Wired is good, though. There’s definitely a difference between wired and local play, but it’s a small one. The game seems to be handling the day one rush just fine, and I imagine it will only get better from here.
We’ll update this review again, but understand that things are stable for now at launch. I haven’t been able to say that much this fall. We’ll keep playing this weekend and offer some actual mode insight on Monday.
Collection and Customization Lead to Crazy Longevity
If the massive pile of modes in this game wasn’t enough, there’s collection and customization to keep you coming back.
The two are linked. You’ll constantly collect trophies, costumes, items and specials for your Vault or personal characters. You’ll then use all the stuff (not trophies, of course) to tweak your Mii Fighters, amiibo or main characters. That means that, when truly customized, no two Marios will play the same.
Even further, there’s a stage creation tool in Super Smash Bros. for Wii U. It’s not all that crazy, but you can draw stages, add moving platforms and determine textures and backgrounds for your own custom battlefields. That’s a first for this series, and it works really well here thanks to the GamePad’s screen and stylus.
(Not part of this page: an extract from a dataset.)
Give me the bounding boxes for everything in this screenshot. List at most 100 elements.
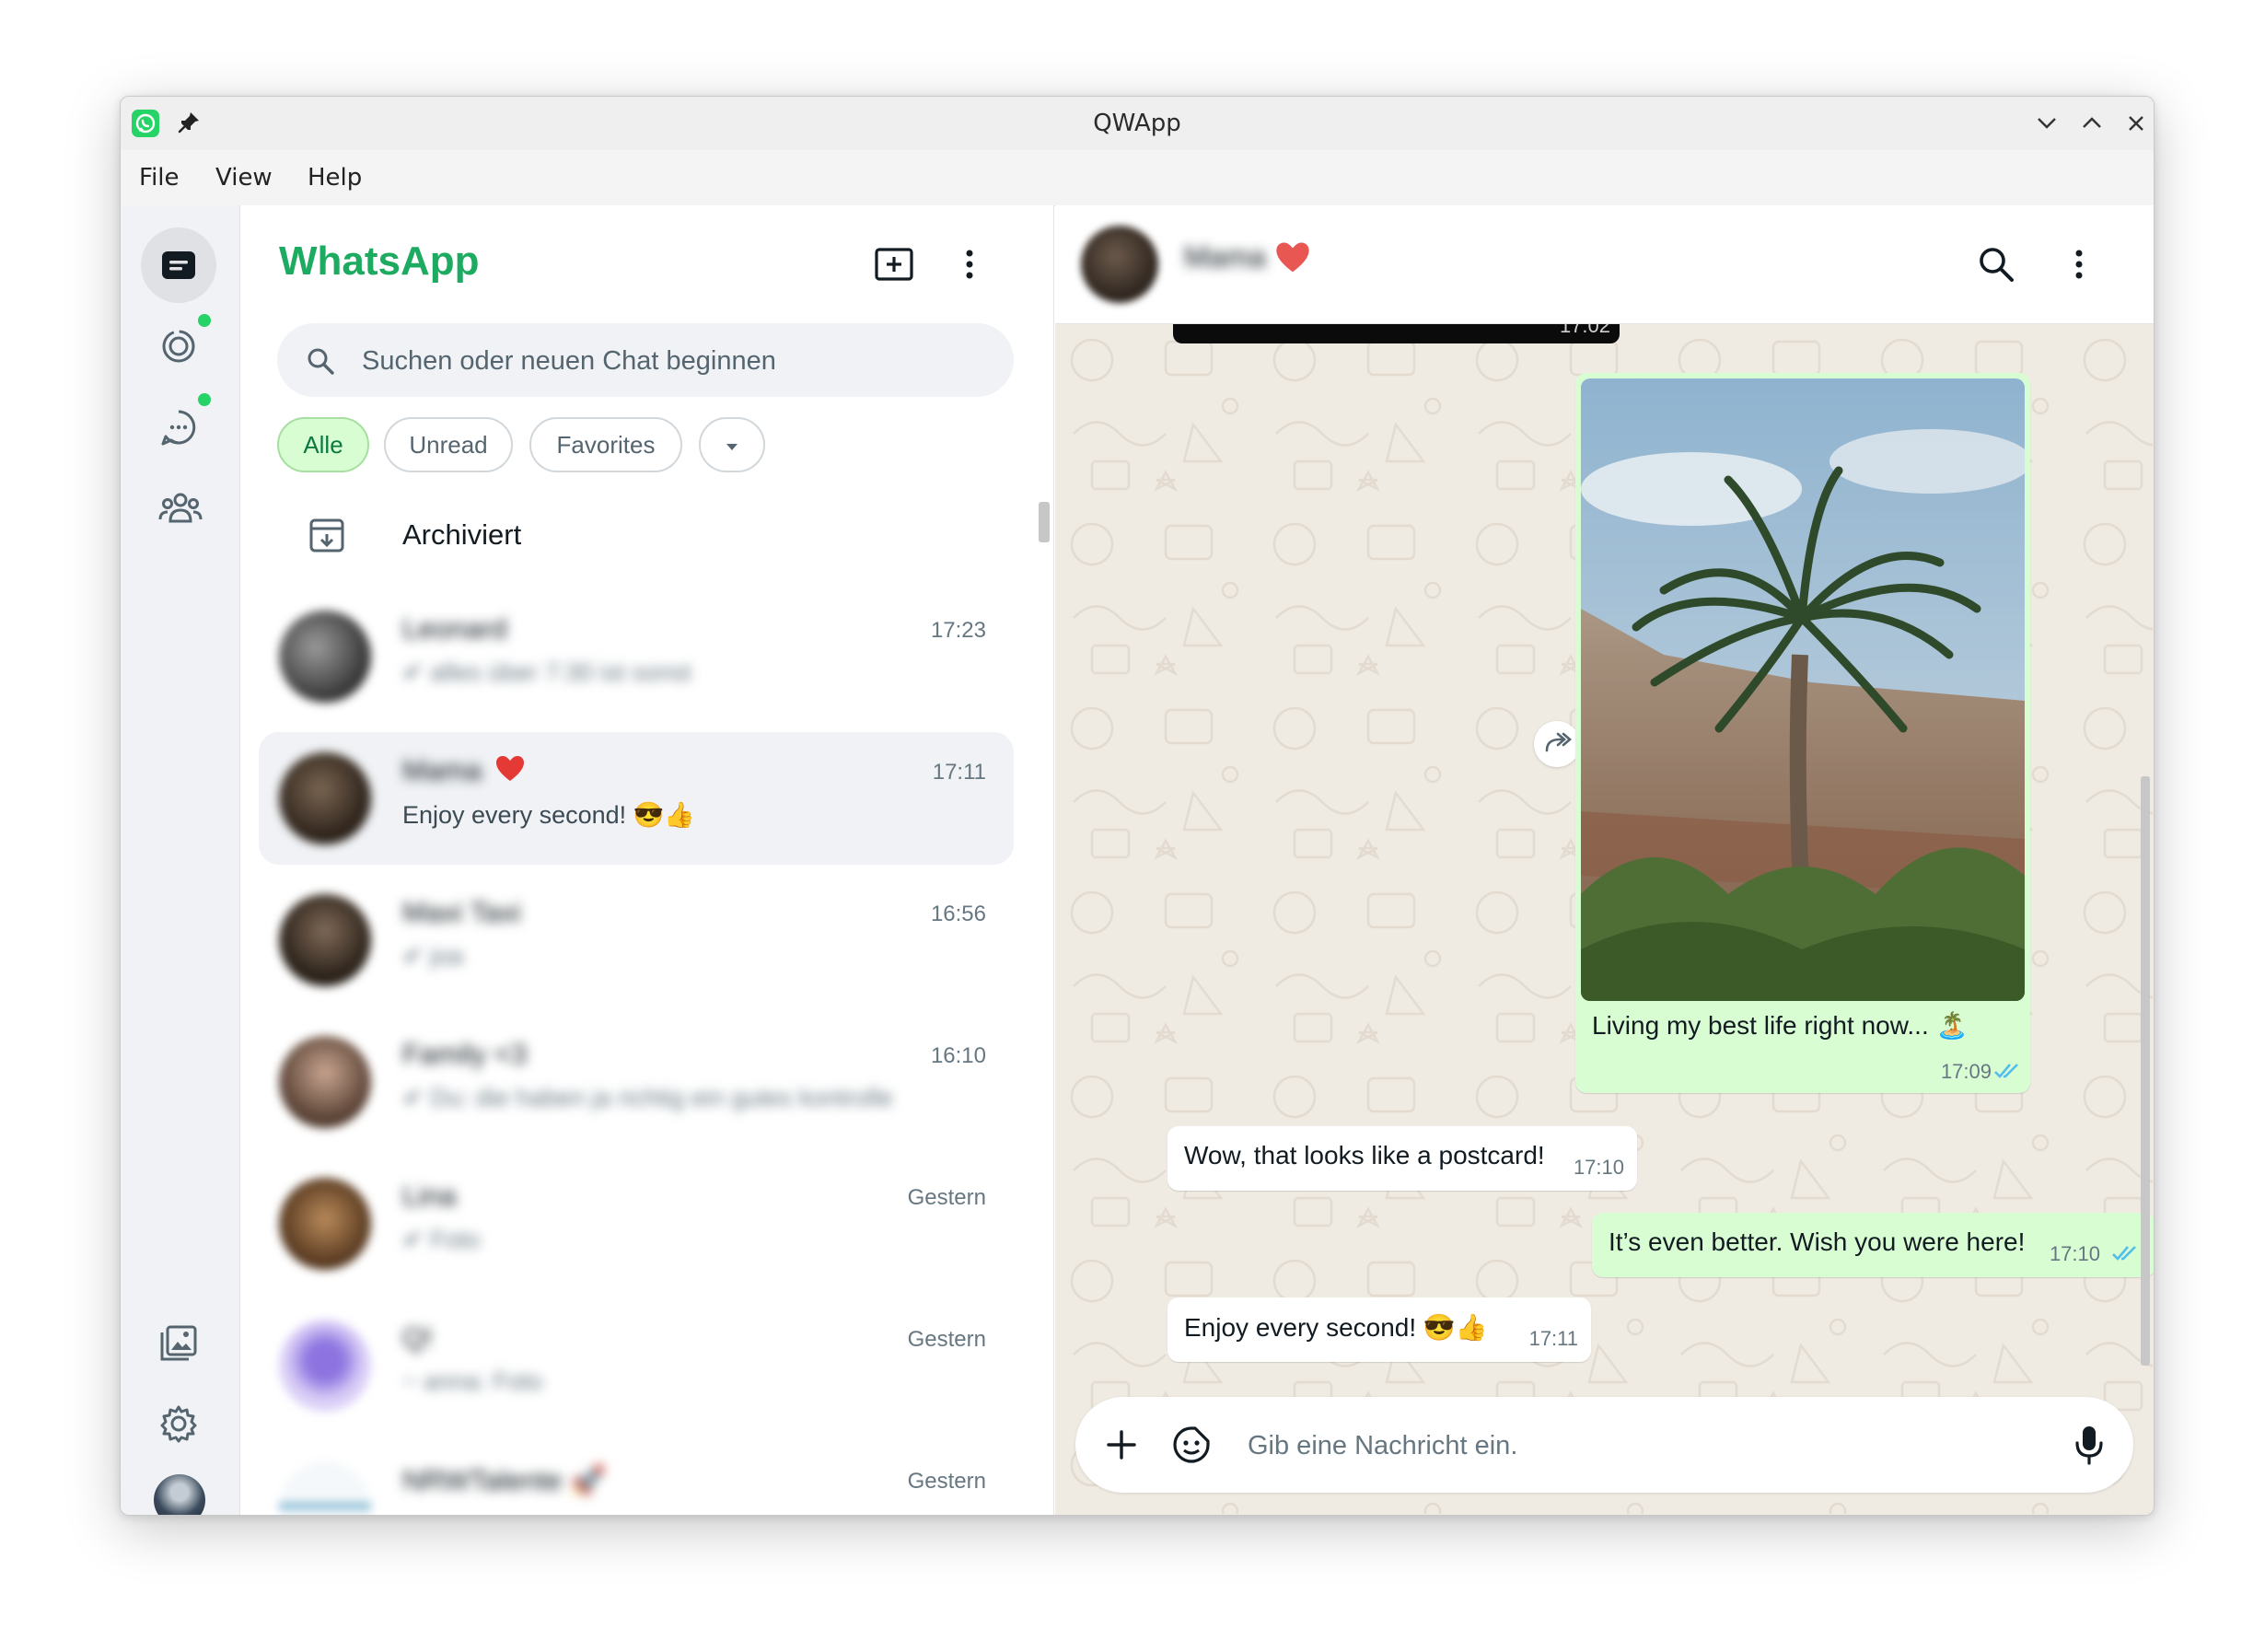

If you like collection, completion and customization, then I’d argue Super Smash Bros. is one of the best options you have on the Wii U. It meets those needs completely, and I adore this game as a longstanding favorite for it.
Super Smash Bros. for Wii U has instantly become my go-to game for couch multiplayer, and it’s an absolute must buy for Wii U owners.
I really, really liked Super Smash Bros. on the Nintendo 3DS. I thought it was as good as it could be on a handheld, regardless of the controls, limitations and other portable restrictions.
Not to argue with Nintendo here, but I genuinely believe Smash belongs on the TV. This game, whether casually in a house or competitively on stage, was built for huge screen play with friends and enemies alike. In HD at 60fps, it’s glorious.
Super Smash Bros. stands tall as another instant classic on the Wii U, and its customization, potential inputs, mountain of modes and fantastic presentation all do wonders at making this a surefire win for Nintendo.
Coupled with the games that are already out on the platform, the Wii U is now a console to own. There’s no argument against that anymore. Super Smash Bros. joins Pikmin 3, Bayonetta 2, Mario Kart 8, Donkey Kong Country: Tropical Freeze and Super Mario 3D World as the absolute best games of this new generation, and they all belong to Nintendo.
You’re running out of excuses.
Disclaimer: We received a physical copy of Super Smash Bros. for Wii U from Nintendo for review. The package also included a GameCube controller adapter and two new controllers. We also received a single Amiibo, Mario, for testing.